Researchers in Utah find evidence of earliest human tobacco use 12,300 years ago
Global News
Researchers believe nomadic hunter-gatherers in what is now Utah may have used the tobacco or its plant fiber for the stimulant qualities offered by the nicotine.
Scientists have unearthed evidence of a milestone in human culture — the earliest-known use of tobacco – in the remnants of a hearth built by early inhabitants of North America’s interior about 12,300 years ago in Utah’s Great Salt Lake Desert.
Researchers discovered four charred seeds of a wild tobacco plant within the hearth contents, along with stone tools and duck bones left over from meals. Until now, the earliest documented use of tobacco came in the form of nicotine residue found inside a smoking pipe from Alabama dating to 3,300 years ago.
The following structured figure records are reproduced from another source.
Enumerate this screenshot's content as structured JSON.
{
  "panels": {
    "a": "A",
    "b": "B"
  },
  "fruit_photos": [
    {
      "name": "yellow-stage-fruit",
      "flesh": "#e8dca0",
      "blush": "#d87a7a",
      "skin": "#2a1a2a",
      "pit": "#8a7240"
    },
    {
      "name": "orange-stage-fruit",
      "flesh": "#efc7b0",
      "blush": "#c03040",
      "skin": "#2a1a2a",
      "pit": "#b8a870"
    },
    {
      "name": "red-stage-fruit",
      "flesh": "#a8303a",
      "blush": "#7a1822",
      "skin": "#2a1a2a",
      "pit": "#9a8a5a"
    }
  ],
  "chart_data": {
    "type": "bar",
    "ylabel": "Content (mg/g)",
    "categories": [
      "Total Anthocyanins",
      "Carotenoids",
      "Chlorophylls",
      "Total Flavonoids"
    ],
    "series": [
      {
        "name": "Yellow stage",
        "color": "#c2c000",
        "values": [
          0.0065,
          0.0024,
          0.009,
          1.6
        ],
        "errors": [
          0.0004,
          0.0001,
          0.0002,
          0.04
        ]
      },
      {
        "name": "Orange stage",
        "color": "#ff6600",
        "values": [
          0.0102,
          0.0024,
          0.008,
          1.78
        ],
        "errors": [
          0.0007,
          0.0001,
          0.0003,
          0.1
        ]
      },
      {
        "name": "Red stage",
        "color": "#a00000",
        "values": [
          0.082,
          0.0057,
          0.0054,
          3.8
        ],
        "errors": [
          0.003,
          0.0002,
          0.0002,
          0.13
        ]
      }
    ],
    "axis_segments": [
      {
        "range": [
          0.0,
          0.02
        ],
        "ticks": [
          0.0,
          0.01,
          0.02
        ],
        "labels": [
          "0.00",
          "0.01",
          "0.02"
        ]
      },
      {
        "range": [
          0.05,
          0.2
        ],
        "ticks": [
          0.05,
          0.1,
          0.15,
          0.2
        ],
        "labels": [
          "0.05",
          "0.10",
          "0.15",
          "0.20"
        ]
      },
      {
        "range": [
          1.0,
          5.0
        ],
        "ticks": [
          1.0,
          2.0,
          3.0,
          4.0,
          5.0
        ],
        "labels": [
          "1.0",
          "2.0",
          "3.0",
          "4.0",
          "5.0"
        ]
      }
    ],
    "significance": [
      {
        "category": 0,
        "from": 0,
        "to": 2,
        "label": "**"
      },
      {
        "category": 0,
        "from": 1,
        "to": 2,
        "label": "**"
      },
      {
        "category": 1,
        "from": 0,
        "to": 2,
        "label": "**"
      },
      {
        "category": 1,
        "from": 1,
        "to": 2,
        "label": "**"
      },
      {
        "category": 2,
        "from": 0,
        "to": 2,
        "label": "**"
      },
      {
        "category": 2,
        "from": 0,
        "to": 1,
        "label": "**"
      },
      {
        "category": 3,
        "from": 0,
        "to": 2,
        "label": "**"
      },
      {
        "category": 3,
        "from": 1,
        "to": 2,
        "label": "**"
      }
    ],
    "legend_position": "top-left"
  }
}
The researchers believe the nomadic hunter-gatherers at the Utah site may have smoked the tobacco or perhaps sucked wads of tobacco plant fiber for the stimulant qualities offered by the nicotine it contained.
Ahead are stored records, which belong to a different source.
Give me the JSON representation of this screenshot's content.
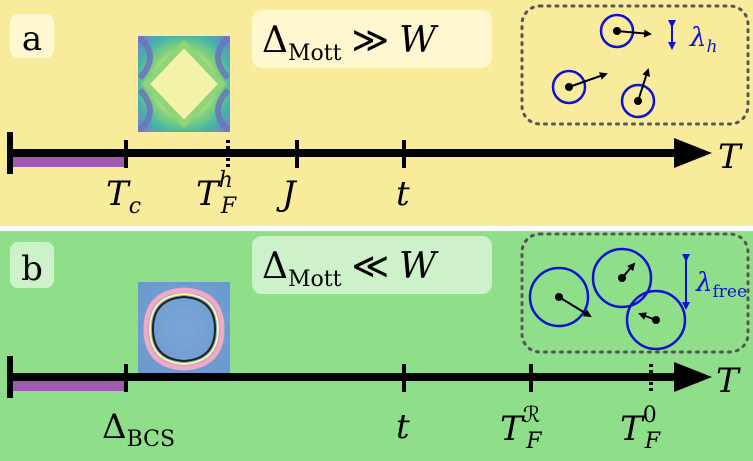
{
  "colors": {
    "panel_a_bg": "#f8ec9c",
    "panel_b_bg": "#8fdf8a",
    "axis": "#000000",
    "purple_bar": "#a05ab2",
    "circle": "#1010d0",
    "lambda_text": "#1010d0",
    "dashed_box": "#555555"
  },
  "panel_a": {
    "label": "a",
    "condition": {
      "symbol": "Δ",
      "sub": "Mott",
      "relation": "≫",
      "rhs": "W"
    },
    "axis_label": "T",
    "ticks": [
      {
        "main": "T",
        "sub": "c",
        "sup": "",
        "style": "solid"
      },
      {
        "main": "T",
        "sub": "F",
        "sup": "h",
        "style": "dashed"
      },
      {
        "main": "J",
        "sub": "",
        "sup": "",
        "style": "solid"
      },
      {
        "main": "t",
        "sub": "",
        "sup": "",
        "style": "solid"
      }
    ],
    "lambda": {
      "main": "λ",
      "sub": "h"
    },
    "fermi_surface_icon": "fermi-surface-square"
  },
  "panel_b": {
    "label": "b",
    "condition": {
      "symbol": "Δ",
      "sub": "Mott",
      "relation": "≪",
      "rhs": "W"
    },
    "axis_label": "T",
    "ticks": [
      {
        "main": "Δ",
        "sub": "BCS",
        "sup": "",
        "style": "solid"
      },
      {
        "main": "t",
        "sub": "",
        "sup": "",
        "style": "solid"
      },
      {
        "main": "T",
        "sub": "F",
        "sup": "ℛ",
        "style": "solid"
      },
      {
        "main": "T",
        "sub": "F",
        "sup": "0",
        "style": "dashed"
      }
    ],
    "lambda": {
      "main": "λ",
      "sub": "free"
    },
    "fermi_surface_icon": "fermi-surface-rounded"
  }
}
After tobacco use originated among the New World’s native peoples, it spread worldwide following the arrival of Europeans more than five centuries ago. Tobacco now represents a worldwide public health crisis countries, with 1.3 billion tobacco users and more than 8 million annual tobacco-related deaths, according to the World Health Organization.
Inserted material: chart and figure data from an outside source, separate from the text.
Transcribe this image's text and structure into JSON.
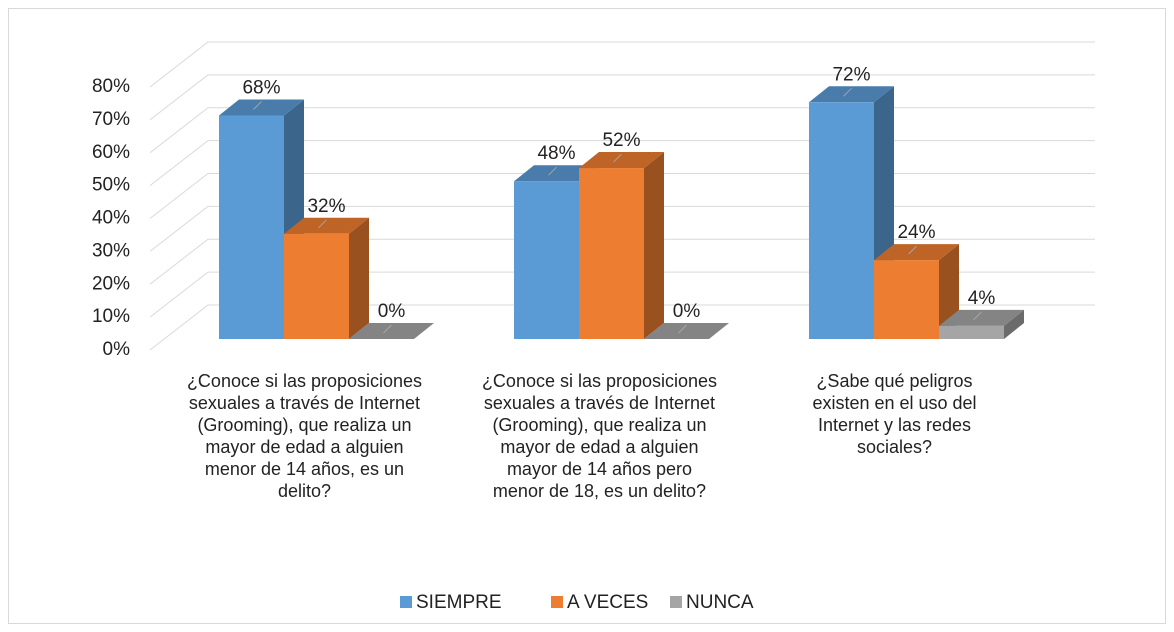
{
  "chart_data": {
    "type": "bar3d",
    "categories": [
      "¿Conoce si las proposiciones sexuales a través de Internet (Grooming), que realiza un mayor de edad a alguien menor de 14 años, es un delito?",
      "¿Conoce si las proposiciones sexuales a través de Internet (Grooming), que realiza un mayor de edad a alguien mayor de 14 años pero menor de 18, es un delito?",
      "¿Sabe qué peligros existen en el uso del Internet y las redes sociales?"
    ],
    "series": [
      {
        "name": "SIEMPRE",
        "color": "#5b9bd5",
        "values": [
          68,
          48,
          72
        ],
        "value_labels": [
          "68%",
          "48%",
          "72%"
        ]
      },
      {
        "name": "A VECES",
        "color": "#ed7d31",
        "values": [
          32,
          52,
          24
        ],
        "value_labels": [
          "32%",
          "52%",
          "24%"
        ]
      },
      {
        "name": "NUNCA",
        "color": "#a5a5a5",
        "values": [
          0,
          0,
          4
        ],
        "value_labels": [
          "0%",
          "0%",
          "4%"
        ]
      }
    ],
    "ylim": [
      0,
      80
    ],
    "yticks": [
      {
        "value": 0,
        "label": "0%"
      },
      {
        "value": 10,
        "label": "10%"
      },
      {
        "value": 20,
        "label": "20%"
      },
      {
        "value": 30,
        "label": "30%"
      },
      {
        "value": 40,
        "label": "40%"
      },
      {
        "value": 50,
        "label": "50%"
      },
      {
        "value": 60,
        "label": "60%"
      },
      {
        "value": 70,
        "label": "70%"
      },
      {
        "value": 80,
        "label": "80%"
      }
    ],
    "grid": true,
    "legend": "bottom"
  }
}
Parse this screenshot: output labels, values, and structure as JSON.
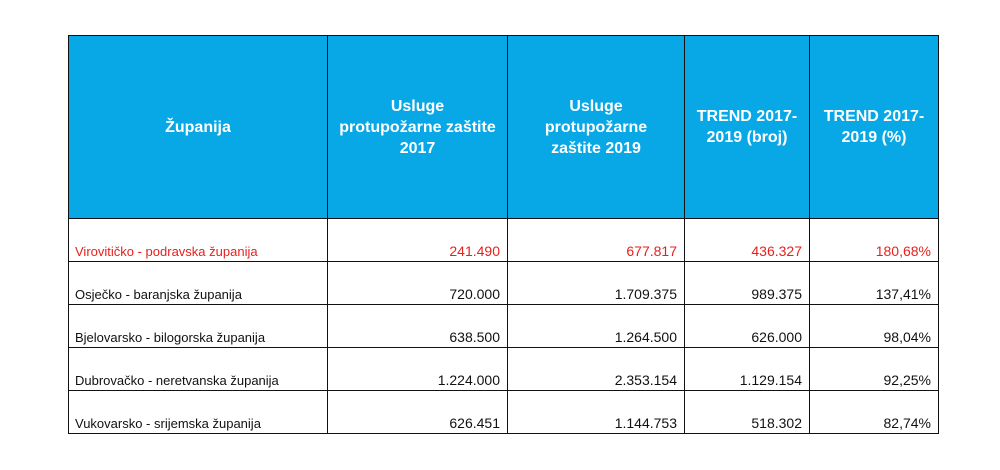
{
  "table": {
    "headers": [
      "Županija",
      "Usluge protupožarne zaštite 2017",
      "Usluge protupožarne zaštite 2019",
      "TREND 2017-2019 (broj)",
      "TREND 2017-2019 (%)"
    ],
    "rows": [
      [
        "Virovitičko - podravska županija",
        "241.490",
        "677.817",
        "436.327",
        "180,68%"
      ],
      [
        "Osječko - baranjska županija",
        "720.000",
        "1.709.375",
        "989.375",
        "137,41%"
      ],
      [
        "Bjelovarsko - bilogorska županija",
        "638.500",
        "1.264.500",
        "626.000",
        "98,04%"
      ],
      [
        "Dubrovačko - neretvanska županija",
        "1.224.000",
        "2.353.154",
        "1.129.154",
        "92,25%"
      ],
      [
        "Vukovarsko - srijemska županija",
        "626.451",
        "1.144.753",
        "518.302",
        "82,74%"
      ]
    ],
    "highlight_color": "#e8201c",
    "header_color": "#08a8e6"
  }
}
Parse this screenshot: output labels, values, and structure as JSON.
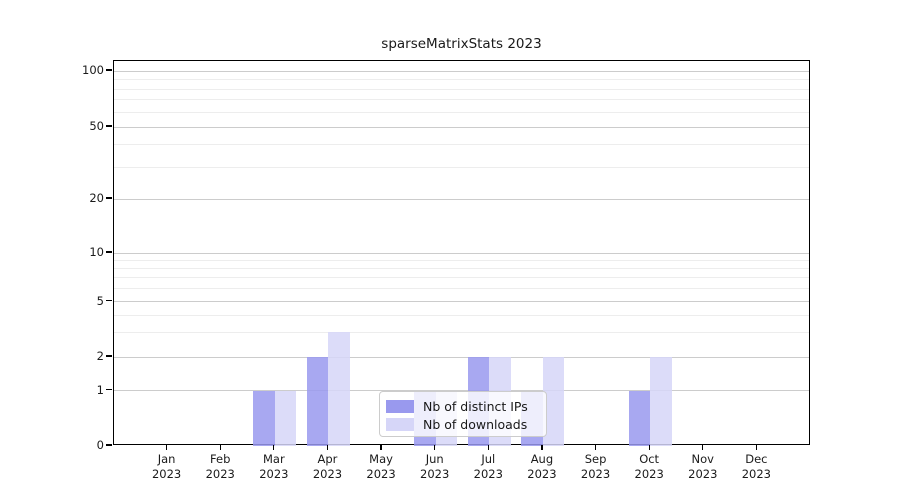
{
  "chart_data": {
    "type": "bar",
    "title": "sparseMatrixStats 2023",
    "categories": [
      "Jan",
      "Feb",
      "Mar",
      "Apr",
      "May",
      "Jun",
      "Jul",
      "Aug",
      "Sep",
      "Oct",
      "Nov",
      "Dec"
    ],
    "year_label": "2023",
    "series": [
      {
        "name": "Nb of distinct IPs",
        "color": "#9999ee",
        "values": [
          0,
          0,
          1,
          2,
          0,
          1,
          2,
          1,
          0,
          1,
          0,
          0
        ]
      },
      {
        "name": "Nb of downloads",
        "color": "#d6d6f8",
        "values": [
          0,
          0,
          1,
          3,
          0,
          1,
          2,
          2,
          0,
          2,
          0,
          0
        ]
      }
    ],
    "y_ticks": [
      0,
      1,
      2,
      5,
      10,
      20,
      50,
      100
    ],
    "y_minor_gridlines": [
      3,
      4,
      6,
      7,
      8,
      9,
      30,
      40,
      60,
      70,
      80,
      90
    ],
    "y_scale": "log-like",
    "ylim": [
      0,
      100
    ],
    "xlabel": "",
    "ylabel": "",
    "grid": true,
    "legend_position": "lower center"
  },
  "colors": {
    "grid_major": "#cccccc",
    "grid_minor": "#ededed",
    "axis": "#000000",
    "background": "#ffffff"
  }
}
“On a global scale, tobacco is the king of intoxicant plants, and now we can directly trace its cultural roots to the Ice Age,” said archaeologist Daron Duke of the Far Western Anthropological Research Group in Nevada, lead author of the research published on Monday in the journal Nature Human Behaviour.
The seeds belonged to a wild variety of desert tobacco, named Nicotiana attenuata, that still grows in the area.
“This species was never domesticated but is used by indigenous people in the region to this day,” Duke said.
The Great Salt Lake Desert today is a large dry lake bed in northern Utah. The hearth site at the time was part of a vast marshlands, with a chillier clime during the twilight of the Ice Age. It is called the Wishbone site owing to duck wishbones found in the hearth.